Polycarpe Mongulu Apenanga sera bientôt investi juge à la cour constitutionnelle par ordonnance présidentielle, conformément aux dispositions de l’article 158 de la constitution.
L’ancien sénateur a été désigné par ses collègues parlementaires (députés et sénateurs) réunis en congrès ce jeudi 21 juin 2018 au palais du peuple.
Cet ancien Procureur Général de la République entre 1986-1997, sous le régime de Mobutu succède à Vunduawe Te Pemako, nommé dernièrement premier juge du Conseil d’État par le président de la République Joseph Kabila.
Quel crédit pour Polycarpe Mongulu ?
En République Démocratique du Congo, très peu d’acteurs politiques et sociaux ne témoignent pas l’honneur de leur diplôme, l’âge où l’expérience professionnelle.
Pour la plupart de cas, les hommes promus dans certains postes au sein des institutions citoyennes et républicaines perdent facilement leur crédibilité pour des intérêts égoïstes et partisans.
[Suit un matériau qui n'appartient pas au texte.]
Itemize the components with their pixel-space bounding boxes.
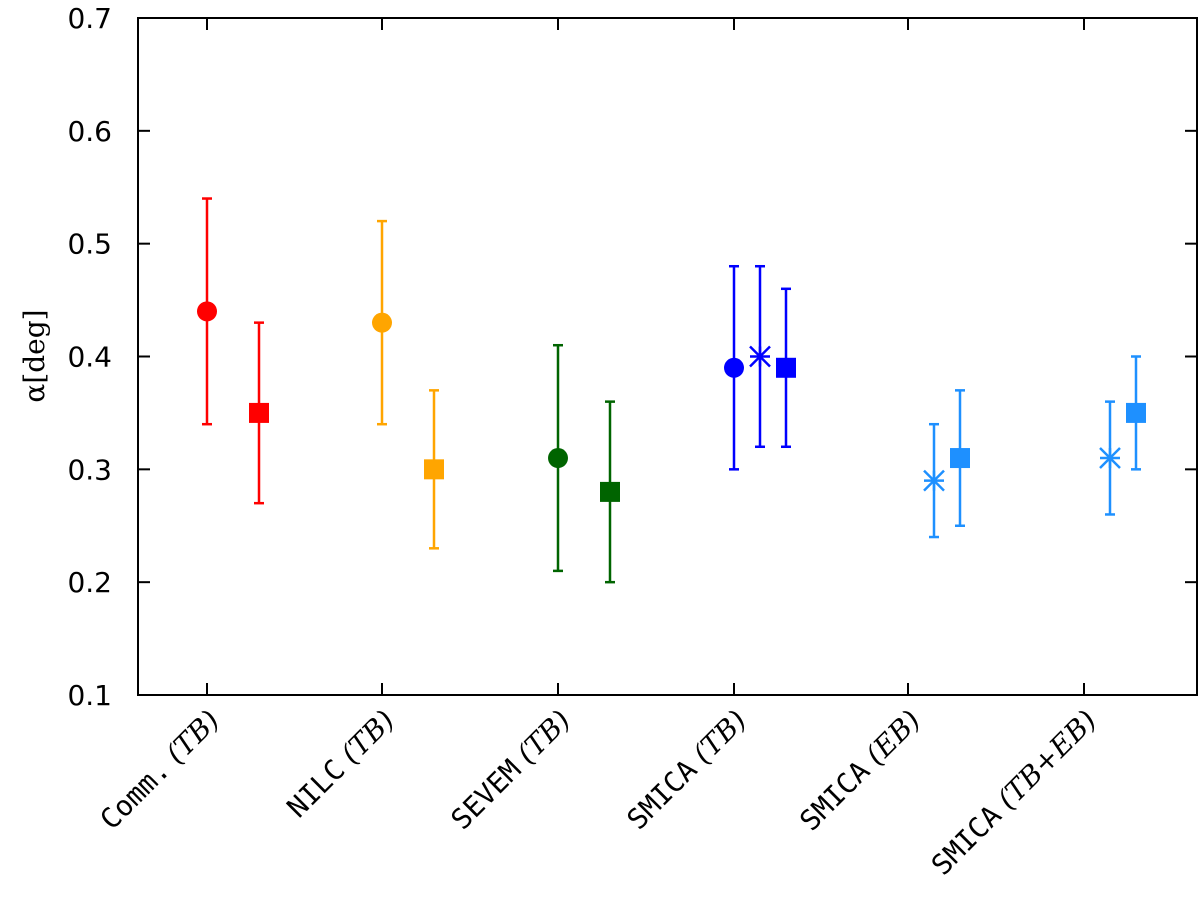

Ils ne respectent pas du tout leur serment et sacrifient les intérêts de la République au profit des ceux des individus.
Et la désignation de l’ancien Procureur Général de la République, Polycarpe Mongulu Apenanga semble peu rassurante aux yeux de l’opinion publique Congolaise.
Si le professeur Vunduawe Te Pemako s’est efforcé de garder difficilement d’ailleurs son image de marque dans une institution dont presque la moitié d’arrêts rendus ont été très peu convaincants où simplement rendus sous les prismes politiques , Polycarpe Mongulu Apenanga pourrait -il tenir le coup face à ses pairs de la plus haute instance judiciaire RD congolaise ?
Difficile d’y repondre avec certitude, même si le contexte serait différent.
Une chose est vraie, élu sénateur sur la liste du MLC, Mouvement de Libération du Congo pour le compte de la province de la Mongala, l’ancien membre de la commission politique et administrative du sénat, Polycarpe Mongulu Apenanga avait délibérément quitté le parti de Jean-Pierre Bemba depuis 2009 au profit de l’UFC,le parti du président du sénat Léon Kengo wa Dondo.
Et malgré la réclamation du MLC à travers des correspondances administratives adressées , notamment par l’ancien Secrétaire Général du parti pour obtenir son remplacement par son premier suppléant conformément à la constitution, le dossier n’a jamais été débattu en plénière.
Depuis, le sénateur MLC était plutôt devenu plus proche et redevable à Léon Kengo Wa Dondo qu’au parti politique pour lequel,il avait été élu, à savoir le MLC.
Les congolais devront-ils accorder de crédit de confiance à ce prochain juge constitutionnel qui vraisemblablement est dans une posture de la prime à la trahison ?
Seul l’avenir nous en dira un peu plus. Des observateurs avertis tablent déjà sur une continuité de la justice rendue sur la tête des intérêts politiques à travers des juges à la solde de la médiocrité.